Sébastien? Ça va? À l’aéroport. Je vais négocier un accord avec les Arabes pour le club. Je viens de checker les RS. La page G.L. Barnum turbine, on bat des records, mais on est encore loin du compte. Les gauchos et les rouges interviennent de plus en plus. Certains avec des données chiffrées, des éléments de fond et plein de gens likent. Je le sais bien que le plus important c’est qu’on n’ignore pas Barnum, mais faudrait pas se faire déborder. Tu vas me nettoyer ce bordel, garde juste les critiques personnelles, celles sur mon style, mes cheveux, mes bracelets. Comme ça, les groupies du parti me défendront bec et ongles. La citation de Charles Wilde, tu te souviens? Tant qu’on parle de moi, c’est bon. Autre chose. On va un peu pauser avec les cadrages obliques. On me dit que ça fait plus acteur qu’homme d’État. La contre-plongée en noir et blanc, par contre, c’est top! Ok? Tu en parles au photographe du parti? On se fera un shooting sur le terrain et au Parlement. Comment ça, je l’épuise? C’est bien les artistes! Quelle brêle! Sans moi, il tirerait le diable par la queue. Qu’il aille faire les pauses, il saura ce que c’est l’épuisement. Et puis, s’il n’est pas content, la porte est ouverte. Un de ses potes se fera un plaisir de prendre sa place. C’est bon, t’as percuté?

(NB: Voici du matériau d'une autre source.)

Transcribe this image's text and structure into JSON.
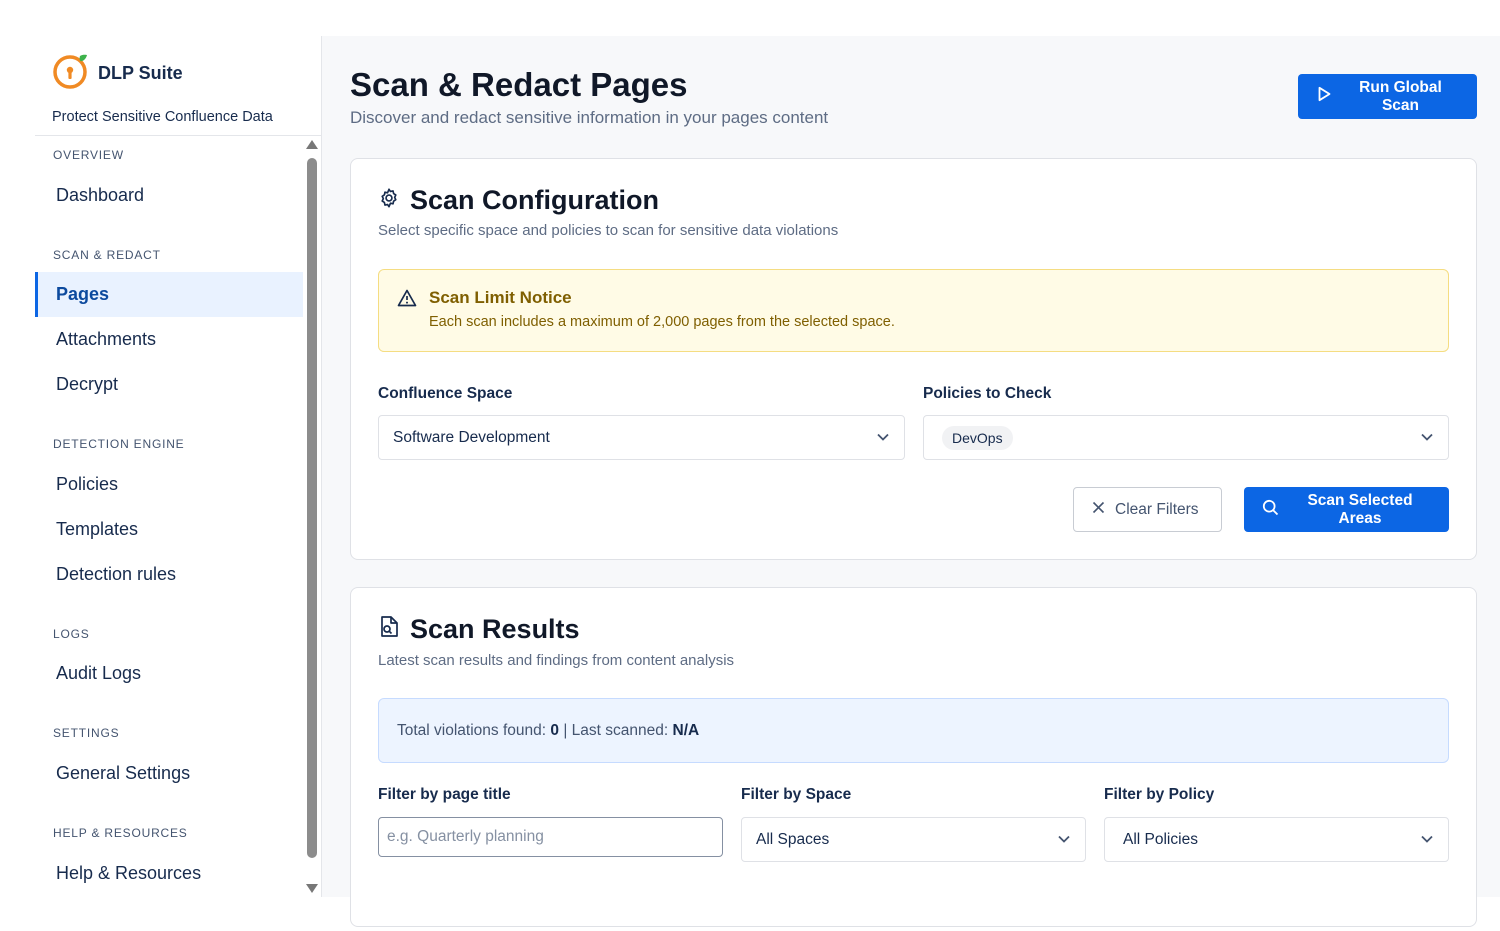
{
  "colors": {
    "accent": "#0c66e4",
    "warning_bg": "#fffbe6",
    "info_bg": "#edf4ff"
  },
  "brand": {
    "name": "DLP Suite",
    "tagline": "Protect Sensitive Confluence Data",
    "logo_icon": "keyhole-logo-icon"
  },
  "sidebar": {
    "sections": [
      {
        "label": "OVERVIEW"
      },
      {
        "label": "SCAN & REDACT"
      },
      {
        "label": "DETECTION ENGINE"
      },
      {
        "label": "LOGS"
      },
      {
        "label": "SETTINGS"
      },
      {
        "label": "HELP & RESOURCES"
      }
    ],
    "items": [
      {
        "label": "Dashboard"
      },
      {
        "label": "Pages",
        "active": true
      },
      {
        "label": "Attachments"
      },
      {
        "label": "Decrypt"
      },
      {
        "label": "Policies"
      },
      {
        "label": "Templates"
      },
      {
        "label": "Detection rules"
      },
      {
        "label": "Audit Logs"
      },
      {
        "label": "General Settings"
      },
      {
        "label": "Help & Resources"
      }
    ]
  },
  "header": {
    "title": "Scan & Redact Pages",
    "subtitle": "Discover and redact sensitive information in your pages content",
    "run_button": "Run Global Scan"
  },
  "config": {
    "title": "Scan Configuration",
    "subtitle": "Select specific space and policies to scan for sensitive data violations",
    "notice_title": "Scan Limit Notice",
    "notice_text": "Each scan includes a maximum of 2,000 pages from the selected space.",
    "space_label": "Confluence Space",
    "space_value": "Software Development",
    "policies_label": "Policies to Check",
    "policies_selected": [
      "DevOps"
    ],
    "clear_button": "Clear Filters",
    "scan_button": "Scan Selected Areas"
  },
  "results": {
    "title": "Scan Results",
    "subtitle": "Latest scan results and findings from content analysis",
    "violations_label": "Total violations found:",
    "violations_count": "0",
    "separator": "|",
    "last_scanned_label": "Last scanned:",
    "last_scanned_value": "N/A",
    "filter_title_label": "Filter by page title",
    "filter_title_placeholder": "e.g. Quarterly planning",
    "filter_space_label": "Filter by Space",
    "filter_space_value": "All Spaces",
    "filter_policy_label": "Filter by Policy",
    "filter_policy_value": "All Policies"
  }
}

Philippe, le scooter là dev… Eh merde! Arrêtez-vous, on descend. Bon, c’est un livreur. Ça va le faire. Bordel, il a éraflé l’aile et pété un phare! Quoi encore! Il roulait à droite et sans excès de vitesse… Vous êtes flic maintenant? Je le vois bien qu’il est blessé et un peu sonné. Il ne se rappellera même pas la couleur de la Mercedes. Il pleut à verse. Il n’y a pas de témoins. Vous n’allez pas gâcher votre carrière et la mienne pour quelques centimètres et un Pakistanais ou un truc dans le genre. Ce sont les risques du métier. Oh mister, you are ok? You have a residence permit? No? C’est bon, Philippe, je gère. I give you money for the scooter and you shut up, ok? I’am very powerful. You speak, you go back to your country. Give me your phone number. Claudine, my assistant will call you. Don’t forget. You speak, I put you on a plane. Fissa, fissa, Philippe, j’ai un avion à prendre. Franchement, les Pakis… Ah, c’est ma femme!

Allo, chérie, ça va? Pas trop fatiguée? Tu viens de te lever? C’est aujourd’hui, l’interview à Paris Match, n’est-ce pas? Faut que tu sois en forme. N’oublie pas de glisser quelques mots sur moi. Non, pas sur la politique. Sur ce que je fais à la maison, comment je m’occupe de notre fille. Le plus important, c’est qu’on parle de mes activités, du foot, du fait que je suis un homme simple, qui aime les lasagnes, la Spa et la tête de baccalà. Bien sûr, tu peux dire que je dors peu, que tu t’inquiètes pour moi. N’en rajoute pas trop quand même. Non, pas encore arrivé. Le temps, la grève, les embouteillages. Sinon, rien de particulier. Une journée normale dans la vie de G.L. Barnum. Oui, je t’appelle dès l’atterrissage. Philippe, après l’aéroport, passez chez Gino pour la caisse. Il arrangera ça. Fissa fissa! Eh bien, quelle aventure! Je suis crevé. Ça doit être le contre-choc de l’occident.